Seven retiring employees are saying farewell to Goshen College this year as they begin the next chapters in their lives. Together, they have served a total of 179 years, and an average of 25 years at Goshen College.
Employees who retired or will retire during the 2018-19 school year include:
Dr. Luke Gascho, executive director of Merry Lea Environmental Learning Center of Goshen College and professor of sustainability and environmental education, is retiring after serving in that role for 22 years. During his leadership at Merry Lea, Gascho oversaw the design and construction of Rieth Village and the development of the undergraduate programs based there. The Master of Arts in Environmental Education degree program and the Merry Lea Sustainable Farm came into existence during this time as well. Gascho helped in the founding of the Mennonite Creation Care Network and the creation of the Institute for Ecological Regeneration at Goshen College, and is a founding board member for Hoosier Interfaith Power and Light.
Ruth Hochstetler, circulation desk supervisor at the Good Library, is retiring after serving 13 years at the college. In those years she has supervised hundreds of students, helped to fulfill tens of thousands of interlibrary loan requests, checked out thousands of books and read to hundreds of children. Hochstetler attended Goshen College in 1972-73, and earned a degree in organizational leadership from the college in 2008.
Nelda Johnson, administrative assistant to athletics, Recreation-Fitness Center, health services and department of kinesiology, retired after 28 years at Goshen College. Johnson began her work at GC in career services and counseling services, and in recent years served in athletics and health services in student life. She is a 1972 Goshen College graduate with a degree in social work.
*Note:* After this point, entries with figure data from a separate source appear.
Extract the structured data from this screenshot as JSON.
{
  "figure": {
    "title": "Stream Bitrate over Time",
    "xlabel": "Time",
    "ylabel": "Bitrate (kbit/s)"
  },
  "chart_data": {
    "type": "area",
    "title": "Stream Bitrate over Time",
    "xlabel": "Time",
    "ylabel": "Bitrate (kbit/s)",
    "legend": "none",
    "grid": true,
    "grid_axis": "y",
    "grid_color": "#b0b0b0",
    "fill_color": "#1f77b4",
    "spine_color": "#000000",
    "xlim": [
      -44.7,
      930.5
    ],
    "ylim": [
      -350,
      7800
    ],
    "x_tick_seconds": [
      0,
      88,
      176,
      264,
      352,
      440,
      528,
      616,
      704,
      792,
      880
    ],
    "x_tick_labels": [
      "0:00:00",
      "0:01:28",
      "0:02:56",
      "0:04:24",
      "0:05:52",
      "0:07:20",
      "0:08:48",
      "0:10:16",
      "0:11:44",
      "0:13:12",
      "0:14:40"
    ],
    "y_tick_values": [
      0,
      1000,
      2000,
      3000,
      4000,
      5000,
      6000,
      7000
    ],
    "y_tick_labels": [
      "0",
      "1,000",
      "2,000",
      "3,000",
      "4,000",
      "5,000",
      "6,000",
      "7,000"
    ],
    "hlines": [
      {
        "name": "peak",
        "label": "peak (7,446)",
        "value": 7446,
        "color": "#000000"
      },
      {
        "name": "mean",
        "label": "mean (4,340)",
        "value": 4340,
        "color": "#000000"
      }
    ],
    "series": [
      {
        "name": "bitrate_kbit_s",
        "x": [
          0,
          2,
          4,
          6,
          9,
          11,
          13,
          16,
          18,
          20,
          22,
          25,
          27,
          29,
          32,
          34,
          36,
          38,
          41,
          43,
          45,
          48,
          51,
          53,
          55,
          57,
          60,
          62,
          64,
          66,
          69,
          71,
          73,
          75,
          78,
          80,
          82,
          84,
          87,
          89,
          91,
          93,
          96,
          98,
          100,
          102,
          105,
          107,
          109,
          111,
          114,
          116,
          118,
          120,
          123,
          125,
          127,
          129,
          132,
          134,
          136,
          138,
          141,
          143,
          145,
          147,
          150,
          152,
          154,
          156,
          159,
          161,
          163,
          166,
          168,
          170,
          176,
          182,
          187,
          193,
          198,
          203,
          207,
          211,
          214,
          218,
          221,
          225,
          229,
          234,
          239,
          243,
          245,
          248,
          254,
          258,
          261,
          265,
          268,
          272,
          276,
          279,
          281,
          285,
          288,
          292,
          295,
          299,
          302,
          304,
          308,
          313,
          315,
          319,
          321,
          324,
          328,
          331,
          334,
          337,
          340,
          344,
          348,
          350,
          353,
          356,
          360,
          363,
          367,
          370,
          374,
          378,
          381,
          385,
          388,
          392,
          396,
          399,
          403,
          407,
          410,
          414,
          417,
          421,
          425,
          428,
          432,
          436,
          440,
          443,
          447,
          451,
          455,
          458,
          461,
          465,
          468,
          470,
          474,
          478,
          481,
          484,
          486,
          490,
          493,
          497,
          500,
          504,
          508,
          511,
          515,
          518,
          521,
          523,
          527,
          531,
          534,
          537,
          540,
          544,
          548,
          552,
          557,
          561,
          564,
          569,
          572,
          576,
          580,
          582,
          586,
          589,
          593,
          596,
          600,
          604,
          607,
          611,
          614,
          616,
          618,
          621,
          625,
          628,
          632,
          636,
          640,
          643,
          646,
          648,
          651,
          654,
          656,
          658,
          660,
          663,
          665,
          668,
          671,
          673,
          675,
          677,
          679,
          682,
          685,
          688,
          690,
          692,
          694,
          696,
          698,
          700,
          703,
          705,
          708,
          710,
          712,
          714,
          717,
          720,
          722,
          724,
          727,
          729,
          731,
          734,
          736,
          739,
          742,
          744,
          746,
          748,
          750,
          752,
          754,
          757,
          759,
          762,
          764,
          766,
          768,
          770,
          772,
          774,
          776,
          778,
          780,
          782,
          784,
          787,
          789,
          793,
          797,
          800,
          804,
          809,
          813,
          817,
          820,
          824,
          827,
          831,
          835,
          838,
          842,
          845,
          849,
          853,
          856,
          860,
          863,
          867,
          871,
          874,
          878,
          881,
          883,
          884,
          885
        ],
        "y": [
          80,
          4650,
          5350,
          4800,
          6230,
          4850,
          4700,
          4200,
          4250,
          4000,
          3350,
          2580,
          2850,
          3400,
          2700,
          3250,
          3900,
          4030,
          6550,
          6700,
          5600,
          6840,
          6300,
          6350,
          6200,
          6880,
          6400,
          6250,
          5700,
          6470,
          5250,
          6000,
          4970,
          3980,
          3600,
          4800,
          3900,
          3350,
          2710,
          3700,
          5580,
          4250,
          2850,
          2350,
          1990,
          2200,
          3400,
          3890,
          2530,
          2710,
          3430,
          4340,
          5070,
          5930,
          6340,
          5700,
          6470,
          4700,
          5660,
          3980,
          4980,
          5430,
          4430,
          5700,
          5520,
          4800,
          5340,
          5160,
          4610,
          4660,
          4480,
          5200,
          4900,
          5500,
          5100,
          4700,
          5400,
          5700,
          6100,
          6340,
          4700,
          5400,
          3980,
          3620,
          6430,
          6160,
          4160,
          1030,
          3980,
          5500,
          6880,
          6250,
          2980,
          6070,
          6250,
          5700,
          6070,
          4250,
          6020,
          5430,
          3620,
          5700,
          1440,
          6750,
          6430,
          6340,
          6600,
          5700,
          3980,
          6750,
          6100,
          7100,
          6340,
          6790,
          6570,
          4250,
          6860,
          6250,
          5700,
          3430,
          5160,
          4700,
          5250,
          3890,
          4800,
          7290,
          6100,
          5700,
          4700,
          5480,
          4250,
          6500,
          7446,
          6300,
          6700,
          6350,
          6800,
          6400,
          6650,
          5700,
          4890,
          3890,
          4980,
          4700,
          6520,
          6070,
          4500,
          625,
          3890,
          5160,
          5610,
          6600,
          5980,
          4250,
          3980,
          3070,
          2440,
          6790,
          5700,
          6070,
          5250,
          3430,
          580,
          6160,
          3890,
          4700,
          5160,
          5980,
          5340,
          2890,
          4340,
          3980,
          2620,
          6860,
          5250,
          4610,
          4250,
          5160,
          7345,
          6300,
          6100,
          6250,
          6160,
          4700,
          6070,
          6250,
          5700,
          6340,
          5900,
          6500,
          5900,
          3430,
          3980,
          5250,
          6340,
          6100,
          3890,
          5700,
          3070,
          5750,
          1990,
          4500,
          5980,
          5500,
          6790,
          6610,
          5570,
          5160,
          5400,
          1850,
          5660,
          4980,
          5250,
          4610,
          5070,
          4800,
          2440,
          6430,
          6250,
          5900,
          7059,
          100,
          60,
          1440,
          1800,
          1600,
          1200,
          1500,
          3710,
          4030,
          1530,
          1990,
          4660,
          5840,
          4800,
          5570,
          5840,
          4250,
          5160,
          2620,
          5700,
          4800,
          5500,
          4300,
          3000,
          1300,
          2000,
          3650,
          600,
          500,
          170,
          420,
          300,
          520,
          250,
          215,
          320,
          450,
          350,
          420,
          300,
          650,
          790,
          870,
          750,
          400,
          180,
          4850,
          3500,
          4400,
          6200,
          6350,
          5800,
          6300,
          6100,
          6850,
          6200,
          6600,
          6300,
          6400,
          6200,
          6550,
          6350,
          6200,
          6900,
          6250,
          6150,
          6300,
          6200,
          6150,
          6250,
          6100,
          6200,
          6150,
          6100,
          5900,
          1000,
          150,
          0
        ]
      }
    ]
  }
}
Deb Kauffman, director of the Music Together program, retired this year after three decades of working with pre-college music students at Goshen College. Kauffman began teaching Suzuki violin in the GC Strings Preparatory Program in 1982 and served as the program’s director from 1990-97. In 2000, she took on the position of music office manager, and from 2003-15 directed the Music Center’s newly structured Community School of the Arts (CSA). In 2009, she organized the Goshen College Music Together program. Kauffman graduated from Goshen College in 1986 with a bachelor’s degree in music, with a focus on piano pedagogy.
Dr. Pat Lehman, professor of communication, is retiring after serving 25 years at Goshen College. Her classes have focused on interpersonal and intercultural communication, public relations and public speaking. She has co-led four Study-Service Term groups in Jamaica (Summer 2007, Fall 2008) and Peru (Spring 2018, Summer 2018).
In 2009, she wrote “Heavenly Voices,” a play featuring stories of Mennonite women of color, which has been performed around the country at conferences and schools. She is currently writing “Where the Grass Ends,” an ethnodrama based on her research with Mennonite women who have experienced divorce. She has written and produced videos including: “Dreaming a New South Africa,” a 2006 documentary on how the church in South Africa is working toward societal change after apartheid; “Living Water, Living Faith,” a 2005 documentary on Mennonite women of color worldwide; and “Watu Wa Amani (People of Peace),” a 2005 documentary. She graduated with a bachelor’s degree from Eastern Mennonite University in 1974, earned a master’s degree from Georgetown University in 1976 and a Ph.D. from the California Institute of Integral Studies in 2011.
Dr. Tom Meyers, director of international education and associate academic dean, is retiring after 36 years at Goshen College. Meyers was a professor of sociology for his first two decades at GC before transitioning to his role in the international education office. He has led 10 SST groups in Guadeloupe (1987-88, five groups), Ivory Coast (1994,1997, 2002), Egypt (2010) and Senegal (2018), and has worked alongside partners around the globe to develop nine new SST sites.
His research and writing have focused primarily on social change in the Old Order Amish communities of Northern Indiana. He has authored, co-authored and has chapters in many publications, including “Plain Diversity: Amish Cultures and Identities,”(John Hopkins University Press, 2007) and “An Indiana Patchwork: Old Order Amish in the Modern World,” (Indiana University Press, 2005), both with Steven Nolt. More recently, as director of international education, he has examined the impact of study abroad on Goshen College students. He graduated from Goshen College in 1975, and earned a master’s degree from Boston University in 1978 and a Ph.D. from Boston University in 1983.
Dr. Gail Weybright, professor of nursing, is retiring after 22 years of teaching at Goshen College. Weybright began her work in the Department of Nursing in 1997 with teaching focused in physical assessment and acute care nursing.
In addition to her teaching load, Weybright spends approximately 14 hours a week at Elkhart General Hospital with students in the clinical setting. She maintains certifications as a nurse educator and as a critical care nurse. Weybright is an active member of Mennonite Healthcare Fellowship and the Nu Omicron chapter of Sigma Theta Tau. She earned a bachelor’s degree in nursing from Goshen College in 1995 and a master’s degree in nursing from Valparaiso University in 1999.